We evaluate around 400 companies a year, track about 40, and invest in four. It’s our 444 model. We’re fast with feedback, founders usually know within ten days if we’re in or out. And we respond to every email. I try my best to stay within 48 hours, though with global deal flow, it’s not always easy.

You’ve mentioned the Indian consumption story often. What’s your take on this new breed of Instagram entrepreneurs, building content, community, and commerce?

There’s a thin line between virality and vanity. If you’re an Instagram success, you still need a hero product, something that justifies the story. Many brands nail the narrative but crumble on product.

The playbook keeps evolving. But the unit economics are brutal. Digital customer acquisition costs in India are pegged to U.S. pricing, Facebook and Google ad rates, but you’re selling to Indian consumers. That mismatch breaks the model.

Interestingly, offline channels now deliver better contribution margins than online. BlueStone started 100% online, but our investment thesis was clear: go offline, build trust, and IPO. It’s old-school, but it works. The real problem isn’t the entrepreneur, it’s the pipe. Our digital advertising infrastructure is too expensive for Indian economics.

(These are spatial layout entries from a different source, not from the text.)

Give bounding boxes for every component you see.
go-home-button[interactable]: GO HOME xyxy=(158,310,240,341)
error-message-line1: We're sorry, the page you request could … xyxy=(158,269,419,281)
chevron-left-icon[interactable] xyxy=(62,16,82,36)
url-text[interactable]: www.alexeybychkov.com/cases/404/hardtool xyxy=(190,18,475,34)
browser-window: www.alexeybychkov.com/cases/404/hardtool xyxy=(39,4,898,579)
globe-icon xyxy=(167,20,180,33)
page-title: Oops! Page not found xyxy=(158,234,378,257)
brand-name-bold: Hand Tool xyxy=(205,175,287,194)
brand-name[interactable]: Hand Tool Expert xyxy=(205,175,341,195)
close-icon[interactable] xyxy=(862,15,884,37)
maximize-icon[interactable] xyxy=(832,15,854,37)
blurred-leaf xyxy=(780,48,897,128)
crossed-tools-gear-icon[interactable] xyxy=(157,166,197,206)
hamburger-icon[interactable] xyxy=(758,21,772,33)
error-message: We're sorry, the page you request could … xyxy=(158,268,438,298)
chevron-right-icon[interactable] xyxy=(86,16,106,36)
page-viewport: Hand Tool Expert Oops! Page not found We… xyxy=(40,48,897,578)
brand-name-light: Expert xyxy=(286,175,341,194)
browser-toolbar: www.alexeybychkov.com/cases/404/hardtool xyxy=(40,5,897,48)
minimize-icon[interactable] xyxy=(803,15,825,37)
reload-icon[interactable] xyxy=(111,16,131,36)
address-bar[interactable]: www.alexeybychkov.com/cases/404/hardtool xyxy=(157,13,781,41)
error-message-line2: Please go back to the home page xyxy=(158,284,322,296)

That brings us to a larger question. Most Indian startups still rely on global platforms, Instagram for reach, AWS for storage, Google for ads. Are we really building anything of our own?

That’s the heart of it. Competing head-on with global giants is like a lion charging an elephant, it rarely ends well. The lion wins only when it attacks from the flank, unexpectedly.

We must stop pattern-matching Silicon Valley. Building a Facebook for India is futile. But rethinking problems from first principles, that’s our edge. For instance, instead of importing pollution tech from Europe, why not invent India-specific solutions that solve the problem at one-tenth the cost? The next Indian unicorn will emerge not from imitation, but from sideways innovation.

If you want to beat the elephants, don’t play their game. Create new terrain.

(Shrija Agrawal is a business journalist. The views expressed are personal.)